The
truth can do what it likes, but fiction must follow rules.
In real life, even if we tried, we
couldn’t stop bizarre things happening. In
fact, most people don’t want to stop bizarre things happening. We love it when strange stories make the
news. What an odd old world we live
in! But fiction is not real life. A lot of the fiction we read has not got much
to do with real life at all. It is
reassuring and conventional. That’s what
fiction should be like, apparently.
An amateur reviewer has found tireless: too bizarre. Of all things, a fan of sci-fi, where you
might expect bizarre events to be the norm; a genre full of incidents and
characters too strange for us to come across in real life, at least for a
century or two. The War of the Worlds is an old favourite. Remember the alien squid? They’re not going to pop up on our radar
anytime soon, but they did help establish a few rules. The book is classic science-fiction. The alien squid are normal now.
For
the reviewer, tireless: is not just
too bizarre. It also imitates ‘decent
literary satire.’ This raises an obvious
question: what is decent literary satire?

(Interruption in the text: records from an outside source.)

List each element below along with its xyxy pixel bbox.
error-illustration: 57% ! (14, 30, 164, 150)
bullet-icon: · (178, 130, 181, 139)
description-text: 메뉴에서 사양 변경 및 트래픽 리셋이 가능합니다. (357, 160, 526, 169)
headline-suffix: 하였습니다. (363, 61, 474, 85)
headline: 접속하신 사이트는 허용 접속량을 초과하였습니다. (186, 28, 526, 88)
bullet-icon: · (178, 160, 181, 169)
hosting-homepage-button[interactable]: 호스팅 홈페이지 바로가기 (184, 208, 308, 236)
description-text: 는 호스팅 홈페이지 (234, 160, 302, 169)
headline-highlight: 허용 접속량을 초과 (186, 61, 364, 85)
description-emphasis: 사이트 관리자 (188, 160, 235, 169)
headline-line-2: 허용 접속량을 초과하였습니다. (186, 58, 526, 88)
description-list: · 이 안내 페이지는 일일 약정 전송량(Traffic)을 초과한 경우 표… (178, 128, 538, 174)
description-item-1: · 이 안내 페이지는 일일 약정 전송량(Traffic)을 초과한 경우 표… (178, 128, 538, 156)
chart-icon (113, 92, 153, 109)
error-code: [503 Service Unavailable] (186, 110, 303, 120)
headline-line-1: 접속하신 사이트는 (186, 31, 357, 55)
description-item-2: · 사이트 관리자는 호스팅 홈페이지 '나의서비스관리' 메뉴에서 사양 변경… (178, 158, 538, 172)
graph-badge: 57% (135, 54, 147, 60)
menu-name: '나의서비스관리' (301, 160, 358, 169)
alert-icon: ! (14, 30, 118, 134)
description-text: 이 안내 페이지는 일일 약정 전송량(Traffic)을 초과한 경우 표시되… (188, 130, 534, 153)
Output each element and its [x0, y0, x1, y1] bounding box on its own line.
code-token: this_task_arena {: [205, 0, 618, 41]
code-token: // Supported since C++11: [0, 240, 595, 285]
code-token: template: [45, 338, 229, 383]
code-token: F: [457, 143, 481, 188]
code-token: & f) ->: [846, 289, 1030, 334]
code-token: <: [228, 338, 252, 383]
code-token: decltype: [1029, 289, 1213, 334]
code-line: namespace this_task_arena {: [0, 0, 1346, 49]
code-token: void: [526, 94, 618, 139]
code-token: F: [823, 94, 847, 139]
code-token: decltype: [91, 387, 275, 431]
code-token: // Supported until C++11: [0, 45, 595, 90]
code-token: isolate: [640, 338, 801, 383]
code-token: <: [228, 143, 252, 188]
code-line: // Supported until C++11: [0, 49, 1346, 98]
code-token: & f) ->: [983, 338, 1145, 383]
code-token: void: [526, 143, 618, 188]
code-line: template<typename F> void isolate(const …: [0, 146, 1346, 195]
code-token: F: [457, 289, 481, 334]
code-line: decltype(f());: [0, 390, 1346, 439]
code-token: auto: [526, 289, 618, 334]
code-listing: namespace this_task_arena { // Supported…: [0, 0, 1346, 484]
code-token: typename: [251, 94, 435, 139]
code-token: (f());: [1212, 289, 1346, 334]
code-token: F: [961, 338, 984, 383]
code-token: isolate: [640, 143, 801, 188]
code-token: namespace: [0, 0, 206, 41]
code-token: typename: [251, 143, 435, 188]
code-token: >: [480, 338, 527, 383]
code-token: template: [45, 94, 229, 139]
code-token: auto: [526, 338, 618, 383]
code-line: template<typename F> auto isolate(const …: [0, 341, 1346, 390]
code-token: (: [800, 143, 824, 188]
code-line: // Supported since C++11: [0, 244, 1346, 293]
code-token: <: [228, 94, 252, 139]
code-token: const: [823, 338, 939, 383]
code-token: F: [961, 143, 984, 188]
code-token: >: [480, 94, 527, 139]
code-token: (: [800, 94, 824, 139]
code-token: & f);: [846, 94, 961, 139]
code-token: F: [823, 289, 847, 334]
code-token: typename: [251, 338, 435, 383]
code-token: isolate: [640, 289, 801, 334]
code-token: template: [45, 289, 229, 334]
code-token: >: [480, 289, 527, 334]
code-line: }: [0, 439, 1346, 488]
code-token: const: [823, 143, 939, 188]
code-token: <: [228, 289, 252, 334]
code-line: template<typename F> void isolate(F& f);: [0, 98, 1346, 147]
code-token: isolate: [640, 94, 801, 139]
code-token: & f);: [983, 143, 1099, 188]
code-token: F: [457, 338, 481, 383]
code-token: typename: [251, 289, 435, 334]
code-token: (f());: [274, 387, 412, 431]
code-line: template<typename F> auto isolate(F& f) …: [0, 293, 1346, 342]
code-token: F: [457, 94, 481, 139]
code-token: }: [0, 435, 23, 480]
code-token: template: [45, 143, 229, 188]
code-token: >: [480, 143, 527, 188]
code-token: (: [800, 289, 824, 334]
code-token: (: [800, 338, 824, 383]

Presumably in an effort to answer the same question, he started reading Samuel
Butler’s Erewhon, a satire on
Victorian society written in 1872, two minutes before he posted the review, according
to the book club website.
This literary satire has been around a
while. It must be decent literary
satire. Its alien squid have now become
the norm. Next day he gave Erewhon a three-star rating. A pity Butler wasn’t around to watch.
Of
course, our friend may be right; tireless:
may be awful, but however perceptive a reviewer’s comments are, they still tell
us more about the squid inside his own head than about the book in question.